Monday, May 10, 2010

Income Inequality

Who have the largest incomes?

The businessmen CEO's, the financiers and the lawyers. That is, those who hold the purse strings, and the power, pay themselves the most.

How is this ethical? They aren't the most intelligent or the hardest working or the most academically qualified.

It's bullshit.

Why do we let this happen? Because we just ignore it. We don't understand it. And we don't pay attention to it. Or, most usually, we buy into it, we see it as inevitable, so we accept it. In some sense we think that a person at the top can actually do the work of more than two people, but they (or we) can't. Nobody can. And certainly nobody is 'worth' more than two people, no matter what they do, no matter how 'popular' they are.

In the past we accepted the 'chain of being' and God-appointed superiority. But we're wiser now, or should be. This income discrepancy isn't about royal blood or meritocracy, it's about taking advantage, because, according to business philosophy, 'If you can take something (and get away with it) then you should'. While this collective belief prevails it's hard (and disabling) to do otherwise.

It's this atheism of ethics that we need to put a stop to, because it's not right, it's not acceptable to pay yourself more, just because you can. Nor is it acceptable to accept greater pay from those who have already bought into the system. "The market rate for the job", that's a con – the market rate for the job is an average of those who are given the job by those who control it, not a rate relevant to those who could do it but are never given the opportunity to.

And just because your product is more popular than others, does that make you 'worth' more than others? Am I a better, more valuable human because I've sold more than others? Was I worth more before that?
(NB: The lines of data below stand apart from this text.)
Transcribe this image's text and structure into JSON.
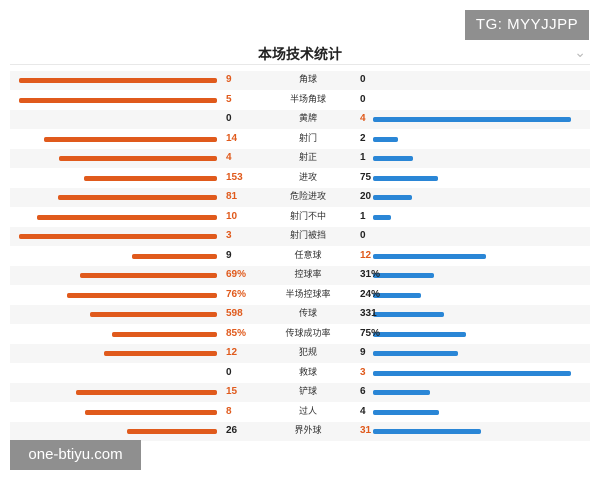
{
  "watermarks": {
    "top_right": "TG: MYYJJPP",
    "bottom_left": "one-btiyu.com"
  },
  "header": {
    "title": "本场技术统计",
    "toggle_icon": "chevron-down-icon"
  },
  "colors": {
    "home": "#e05a1c",
    "away": "#2a86d6",
    "text": "#222222"
  },
  "chart_data": {
    "type": "bar",
    "series": [
      {
        "values": [
          9,
          5,
          0,
          14,
          4,
          153,
          81,
          10,
          3,
          9,
          69,
          76,
          598,
          85,
          12,
          0,
          15,
          8,
          26
        ],
        "color": "#e05a1c"
      },
      {
        "values": [
          0,
          0,
          4,
          2,
          1,
          75,
          20,
          1,
          0,
          12,
          31,
          24,
          331,
          75,
          9,
          3,
          6,
          4,
          31
        ],
        "color": "#2a86d6"
      }
    ],
    "categories": [
      "角球",
      "半场角球",
      "黄牌",
      "射门",
      "射正",
      "进攻",
      "危险进攻",
      "射门不中",
      "射门被挡",
      "任意球",
      "控球率",
      "半场控球率",
      "传球",
      "传球成功率",
      "犯规",
      "救球",
      "铲球",
      "过人",
      "界外球"
    ],
    "stats": [
      {
        "label": "角球",
        "home": "9",
        "away": "0"
      },
      {
        "label": "半场角球",
        "home": "5",
        "away": "0"
      },
      {
        "label": "黄牌",
        "home": "0",
        "away": "4"
      },
      {
        "label": "射门",
        "home": "14",
        "away": "2"
      },
      {
        "label": "射正",
        "home": "4",
        "away": "1"
      },
      {
        "label": "进攻",
        "home": "153",
        "away": "75"
      },
      {
        "label": "危险进攻",
        "home": "81",
        "away": "20"
      },
      {
        "label": "射门不中",
        "home": "10",
        "away": "1"
      },
      {
        "label": "射门被挡",
        "home": "3",
        "away": "0"
      },
      {
        "label": "任意球",
        "home": "9",
        "away": "12"
      },
      {
        "label": "控球率",
        "home": "69%",
        "away": "31%"
      },
      {
        "label": "半场控球率",
        "home": "76%",
        "away": "24%"
      },
      {
        "label": "传球",
        "home": "598",
        "away": "331"
      },
      {
        "label": "传球成功率",
        "home": "85%",
        "away": "75%"
      },
      {
        "label": "犯规",
        "home": "12",
        "away": "9"
      },
      {
        "label": "救球",
        "home": "0",
        "away": "3"
      },
      {
        "label": "铲球",
        "home": "15",
        "away": "6"
      },
      {
        "label": "过人",
        "home": "8",
        "away": "4"
      },
      {
        "label": "界外球",
        "home": "26",
        "away": "31"
      }
    ],
    "legend": "none",
    "grid": false
  }
}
Is a person worth more, a 'better person', because their product is worth more? Should the value from our contribution be in the realising of ourselves and our potential, or should it be in the fickleness of popularity and money?

Unfortunately, until we democratically agree to sharing, we are highly unlikely to share, because when it's not done together then those who do share are disadvantaged relative to those who don't.

So we need to make our policy mandate sharing and contribution, not selfishness and profit. Then the incentives and reward are in contributing as we best can where and when we see a need, and opportunity to do so is equal. Rather than the incentives being the fickleness of profit and selfish accumulation, with vastly disparate opportunity. (And moreover, organisation, with sharing, is by collaboration, not by required cooperation with a hierarchy.)